Between the South Asian Community and Indigenous Community

South Asians first arrived in Canada at the end of the nineteenth century, and by 1908, approximately 5,000 were reported to be resident in British Columbia. That year, the Canadian government introduced the Continuous Journey requirement seeking to prohibit further South Asian migration into the country. In 1914, Gurdit Singh, a Punjabi, chartered the Komagata Maru and a group of 376 South Asians passengers sailed to Canada to challenge this racist law.  Although they were forced to return to India, they dealt a serious blow to the ‘Keep Canada White’ policies of the white settler society.

A group of South Asian academics, activists and community groups have come together to organize a week-long series of events in November (17- 23), 2008, to mark over one hundred years of South Asian presence in Canada, and to commemorate the 100th year anniversary of the Continuous Journey requirement. These events will pay homage to the struggles waged by South Asian communities in the past, celebrate our achievements, and build alliances as we face the challenges of the 21st century.
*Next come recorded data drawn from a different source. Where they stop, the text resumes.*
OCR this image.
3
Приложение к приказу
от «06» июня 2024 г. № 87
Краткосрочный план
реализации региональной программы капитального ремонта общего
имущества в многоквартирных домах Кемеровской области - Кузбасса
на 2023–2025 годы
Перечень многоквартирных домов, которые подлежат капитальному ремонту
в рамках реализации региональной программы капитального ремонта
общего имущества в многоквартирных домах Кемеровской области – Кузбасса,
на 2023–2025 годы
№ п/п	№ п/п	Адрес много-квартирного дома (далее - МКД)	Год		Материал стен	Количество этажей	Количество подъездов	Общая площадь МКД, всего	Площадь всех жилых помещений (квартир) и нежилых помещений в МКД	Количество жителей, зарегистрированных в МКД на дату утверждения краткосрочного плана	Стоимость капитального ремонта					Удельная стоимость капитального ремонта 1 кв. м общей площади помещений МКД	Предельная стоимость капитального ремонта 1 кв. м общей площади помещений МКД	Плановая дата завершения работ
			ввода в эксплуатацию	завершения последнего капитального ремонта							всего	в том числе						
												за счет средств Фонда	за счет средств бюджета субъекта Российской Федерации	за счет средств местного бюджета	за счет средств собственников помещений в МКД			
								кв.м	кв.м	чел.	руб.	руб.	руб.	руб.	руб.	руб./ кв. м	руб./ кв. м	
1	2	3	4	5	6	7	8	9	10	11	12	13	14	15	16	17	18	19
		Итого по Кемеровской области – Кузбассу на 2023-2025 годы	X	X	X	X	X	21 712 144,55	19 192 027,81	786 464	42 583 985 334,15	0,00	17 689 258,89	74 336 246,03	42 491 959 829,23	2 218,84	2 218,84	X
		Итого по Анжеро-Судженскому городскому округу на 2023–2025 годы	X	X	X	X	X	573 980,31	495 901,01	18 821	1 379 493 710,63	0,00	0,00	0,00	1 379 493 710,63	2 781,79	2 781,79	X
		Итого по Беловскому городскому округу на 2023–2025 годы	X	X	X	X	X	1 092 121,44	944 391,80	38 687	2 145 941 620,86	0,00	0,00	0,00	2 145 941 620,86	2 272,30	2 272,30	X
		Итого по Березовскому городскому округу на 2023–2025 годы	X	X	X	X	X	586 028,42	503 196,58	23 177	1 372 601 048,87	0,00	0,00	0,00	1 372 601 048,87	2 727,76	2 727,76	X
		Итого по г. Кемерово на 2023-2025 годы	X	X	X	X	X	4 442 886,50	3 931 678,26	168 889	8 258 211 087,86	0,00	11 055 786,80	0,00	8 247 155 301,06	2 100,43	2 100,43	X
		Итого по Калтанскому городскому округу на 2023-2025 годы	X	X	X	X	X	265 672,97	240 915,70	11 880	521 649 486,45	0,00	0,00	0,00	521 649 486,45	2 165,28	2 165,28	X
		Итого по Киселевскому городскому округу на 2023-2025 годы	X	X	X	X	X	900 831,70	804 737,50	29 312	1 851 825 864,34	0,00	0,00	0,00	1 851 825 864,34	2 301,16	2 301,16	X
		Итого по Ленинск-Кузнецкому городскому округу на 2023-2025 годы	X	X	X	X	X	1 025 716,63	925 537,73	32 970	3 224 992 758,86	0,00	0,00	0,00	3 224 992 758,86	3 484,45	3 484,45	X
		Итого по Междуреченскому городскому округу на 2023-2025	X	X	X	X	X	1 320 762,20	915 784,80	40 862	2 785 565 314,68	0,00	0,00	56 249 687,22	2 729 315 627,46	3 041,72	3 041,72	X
Dr. Sunera Thobani, an associate professor at the University of British Columbia, and one of the organizers of the event, stressed the importance of recognizing the Aboriginal community, whose land we all use. "It's really important that we have a dialogue in this country that builds solidarity between the South Asians and the Aboriginal people, because they are still struggling for their rights," she said. Thobani said that South Asians and the Aboriginal community have both been racialized in different ways, and by helping end racial discrimination towards other communities, the South Asian community can help end discrimination towards itself.

On Friday the 21st at the Vancouver Public Library at 6:30PM, I will be speaking alongside Kabir Joshi-Vijayan, a Toronto Grade 10 student from the Toronto Haiti Action Committee. He will give a keynote talk on the "The Myth of the Model Immigrant." Joshi-Vijayan is a coordinator of the Toronto Haiti Action Committee, and also a co-producer and co-host of a radio program.

I will be speaking about racist and colonial legacy for indigenous peoples on this lands and working to build solidarity between the indigenous community and the South Asian community in working together in our struggles and against the forces that marginalize our communities.